The BLS does not have individual statistics for this type of role, but the job demand for zoologists is expected to grow just 5% between 2020 and 2030.* Demand for snake milking could be in line with this. However, students looking for a career in this area should be advised that there are few openings each year. Even growing at a normal rate of 7-8% each year, this could be just a handful of new job roles annually.
What Are the Education Requirements to Become a Snake Milker?
Snake milking is a niche area but one with clear education path. High school students will need strong grades in math and biology. Chemistry will be helpful too to understand the chemical properties of the venom. Your aptitude in the biological sciences will provide most of the background you need for your degree in a related field. Students should pursue hard science degrees, preferably in biology with minors in related fields as chemistry. We strongly recommend that the student pursues a degree in zoology though; this will allow you to focus your studies on animals, removing elements of a biology degree that will not be relevant to your intended career. Fish and wildlife degrees may also be a possible point of entry.
Further study will be required to enter into this niche career. The best course of study would be an MSc in herpetology and attempt to focus your core projects and courses on snake biology.
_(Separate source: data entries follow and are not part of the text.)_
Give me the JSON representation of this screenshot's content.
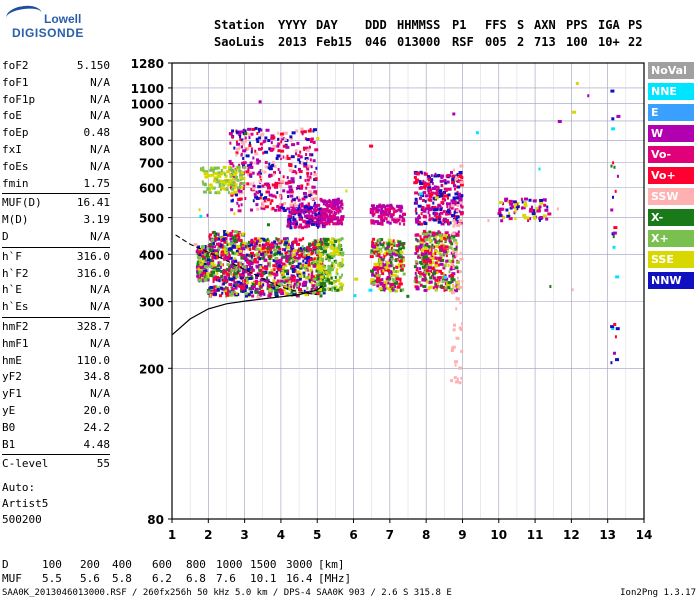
{
  "logo": {
    "line1": "Lowell",
    "line2": "DIGISONDE"
  },
  "header": {
    "row1": [
      "Station",
      "YYYY",
      "DAY",
      "DDD",
      "HHMMSS",
      "P1",
      "FFS",
      "S",
      "AXN",
      "PPS",
      "IGA",
      "PS"
    ],
    "row2": [
      "SaoLuis",
      "2013",
      "Feb15",
      "046",
      "013000",
      "RSF",
      "005",
      "2",
      "713",
      "100",
      "10+",
      "22"
    ]
  },
  "params": {
    "group1": [
      {
        "label": "foF2",
        "value": "5.150"
      },
      {
        "label": "foF1",
        "value": "N/A"
      },
      {
        "label": "foF1p",
        "value": "N/A"
      },
      {
        "label": "foE",
        "value": "N/A"
      },
      {
        "label": "foEp",
        "value": "0.48"
      },
      {
        "label": "fxI",
        "value": "N/A"
      },
      {
        "label": "foEs",
        "value": "N/A"
      },
      {
        "label": "fmin",
        "value": "1.75"
      }
    ],
    "group2": [
      {
        "label": "MUF(D)",
        "value": "16.41"
      },
      {
        "label": "M(D)",
        "value": "3.19"
      },
      {
        "label": "D",
        "value": "N/A"
      }
    ],
    "group3": [
      {
        "label": "h`F",
        "value": "316.0"
      },
      {
        "label": "h`F2",
        "value": "316.0"
      },
      {
        "label": "h`E",
        "value": "N/A"
      },
      {
        "label": "h`Es",
        "value": "N/A"
      }
    ],
    "group4": [
      {
        "label": "hmF2",
        "value": "328.7"
      },
      {
        "label": "hmF1",
        "value": "N/A"
      },
      {
        "label": "hmE",
        "value": "110.0"
      },
      {
        "label": "yF2",
        "value": "34.8"
      },
      {
        "label": "yF1",
        "value": "N/A"
      },
      {
        "label": "yE",
        "value": "20.0"
      },
      {
        "label": "B0",
        "value": "24.2"
      },
      {
        "label": "B1",
        "value": "4.48"
      }
    ],
    "group5": [
      {
        "label": "C-level",
        "value": "55"
      }
    ]
  },
  "auto": {
    "line1": "Auto:",
    "line2": "Artist5",
    "line3": "500200"
  },
  "legend": [
    {
      "label": "NoVal",
      "color": "#a0a0a0"
    },
    {
      "label": "NNE",
      "color": "#00e5ff"
    },
    {
      "label": "E",
      "color": "#3aa0ff"
    },
    {
      "label": "W",
      "color": "#b000b0"
    },
    {
      "label": "Vo-",
      "color": "#e0007a"
    },
    {
      "label": "Vo+",
      "color": "#ff0030"
    },
    {
      "label": "SSW",
      "color": "#ffb0b0"
    },
    {
      "label": "X-",
      "color": "#1a7a1a"
    },
    {
      "label": "X+",
      "color": "#7ac050"
    },
    {
      "label": "SSE",
      "color": "#d8d800"
    },
    {
      "label": "NNW",
      "color": "#1010c0"
    }
  ],
  "mufTable": {
    "d_label": "D",
    "d_values": [
      "100",
      "200",
      "400",
      "600",
      "800",
      "1000",
      "1500",
      "3000"
    ],
    "d_unit": "[km]",
    "muf_label": "MUF",
    "muf_values": [
      "5.5",
      "5.6",
      "5.8",
      "6.2",
      "6.8",
      "7.6",
      "10.1",
      "16.4"
    ],
    "muf_unit": "[MHz]"
  },
  "footer": {
    "left": "SAA0K_2013046013000.RSF / 260fx256h 50 kHz 5.0 km / DPS-4 SAA0K 903 / 2.6 S 315.8 E",
    "right": "Ion2Png 1.3.17"
  },
  "chart_data": {
    "type": "scatter",
    "x_range": [
      1,
      14
    ],
    "x_ticks": [
      "1",
      "2",
      "3",
      "4",
      "5",
      "6",
      "7",
      "8",
      "9",
      "10",
      "11",
      "12",
      "13",
      "14"
    ],
    "y_log": true,
    "y_range": [
      80,
      1280
    ],
    "y_ticks": [
      "80",
      "200",
      "300",
      "400",
      "500",
      "600",
      "700",
      "800",
      "900",
      "1000",
      "1100",
      "1280"
    ],
    "grid": true,
    "legend_position": "right",
    "solid_profile": {
      "x": [
        1.0,
        1.5,
        2.0,
        2.5,
        3.0,
        3.5,
        4.0,
        4.5,
        5.0,
        5.15
      ],
      "y": [
        245,
        270,
        287,
        296,
        301,
        305,
        309,
        313,
        322,
        331
      ]
    },
    "dashed_trace": {
      "x": [
        1.1,
        1.5,
        2.0,
        2.5,
        3.0,
        3.5,
        4.0,
        4.5,
        5.0
      ],
      "y": [
        450,
        425,
        405,
        385,
        365,
        345,
        328,
        318,
        313
      ]
    },
    "trace_clusters": [
      {
        "x": [
          1.7,
          2.0
        ],
        "y": [
          340,
          420
        ],
        "colors": [
          "Vo+",
          "Vo-",
          "W",
          "X-",
          "SSE",
          "NNW",
          "X+"
        ],
        "density": 180
      },
      {
        "x": [
          2.0,
          3.0
        ],
        "y": [
          310,
          460
        ],
        "colors": [
          "Vo+",
          "Vo-",
          "W",
          "X-",
          "SSE",
          "X+",
          "NNW"
        ],
        "density": 420
      },
      {
        "x": [
          3.0,
          5.2
        ],
        "y": [
          310,
          440
        ],
        "colors": [
          "Vo+",
          "Vo-",
          "W",
          "SSE",
          "X-",
          "X+",
          "NNW"
        ],
        "density": 650
      },
      {
        "x": [
          4.2,
          5.2
        ],
        "y": [
          470,
          540
        ],
        "colors": [
          "W",
          "Vo-",
          "NNW"
        ],
        "density": 160
      },
      {
        "x": [
          2.6,
          5.0
        ],
        "y": [
          520,
          860
        ],
        "colors": [
          "W",
          "Vo-",
          "Vo+",
          "SSW",
          "NNW"
        ],
        "density": 420
      },
      {
        "x": [
          1.8,
          3.0
        ],
        "y": [
          580,
          680
        ],
        "colors": [
          "SSE",
          "X+"
        ],
        "density": 120
      },
      {
        "x": [
          5.0,
          5.7
        ],
        "y": [
          320,
          440
        ],
        "colors": [
          "SSE",
          "X+",
          "X-"
        ],
        "density": 200
      },
      {
        "x": [
          5.1,
          5.7
        ],
        "y": [
          480,
          560
        ],
        "colors": [
          "W",
          "Vo-"
        ],
        "density": 120
      },
      {
        "x": [
          6.5,
          7.4
        ],
        "y": [
          320,
          440
        ],
        "colors": [
          "SSE",
          "Vo+",
          "X-",
          "X+",
          "W"
        ],
        "density": 260
      },
      {
        "x": [
          6.5,
          7.4
        ],
        "y": [
          480,
          540
        ],
        "colors": [
          "W",
          "Vo-"
        ],
        "density": 100
      },
      {
        "x": [
          7.7,
          8.9
        ],
        "y": [
          320,
          460
        ],
        "colors": [
          "SSE",
          "Vo+",
          "X-",
          "X+",
          "W",
          "Vo-"
        ],
        "density": 360
      },
      {
        "x": [
          7.7,
          9.0
        ],
        "y": [
          480,
          660
        ],
        "colors": [
          "W",
          "Vo-",
          "Vo+",
          "NNW"
        ],
        "density": 260
      },
      {
        "x": [
          8.7,
          9.0
        ],
        "y": [
          180,
          700
        ],
        "colors": [
          "SSW"
        ],
        "density": 60
      },
      {
        "x": [
          10.0,
          11.4
        ],
        "y": [
          490,
          560
        ],
        "colors": [
          "W",
          "Vo-",
          "SSE",
          "NNW"
        ],
        "density": 80
      },
      {
        "x": [
          13.1,
          13.3
        ],
        "y": [
          180,
          1110
        ],
        "colors": [
          "W",
          "Vo+",
          "X-",
          "NNW",
          "NNE"
        ],
        "density": 25
      },
      {
        "x": [
          1.5,
          13.0
        ],
        "y": [
          300,
          1200
        ],
        "colors": [
          "W",
          "Vo+",
          "SSE",
          "X-",
          "NNE",
          "SSW"
        ],
        "density": 40
      }
    ]
  }
}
Anything related to toxicology may also be useful, especially if taken as a minor at the undergraduate level. A doctorate should not be required in most cases unless the student wishes to enter into a career in teaching at the university level or in direct research of snake venom. For public education and outreach, a master's degree is usually sufficient.
Following the completion of your studies, you may require certification or license. This may vary by state; check local government regulations for further details.
Snake Milking - Related Degrees
What Kind Of Societies and Professional Organizations Do Snake Milkers Have?
The small industry of snake milking has now specific organizations but there are many global herpetology research and conservation bodies.
- American Society of Ichthyologists and Herpetologists: The is the premier organization for research, conservation of fish, amphibians and reptiles in the USA for academic and public interest
- Society for the Study of Amphibians and Reptiles: Founded in 1958, they are one of the world's largest organizations to advance research, education and conservation of reptiles and amphibians
*2020 US Bureau of Labor Statistics salary figures and job growth projections for zoologists and wildlife biologists reflect national data not school-specific information. Conditions in your area may vary. Data accessed September 2021.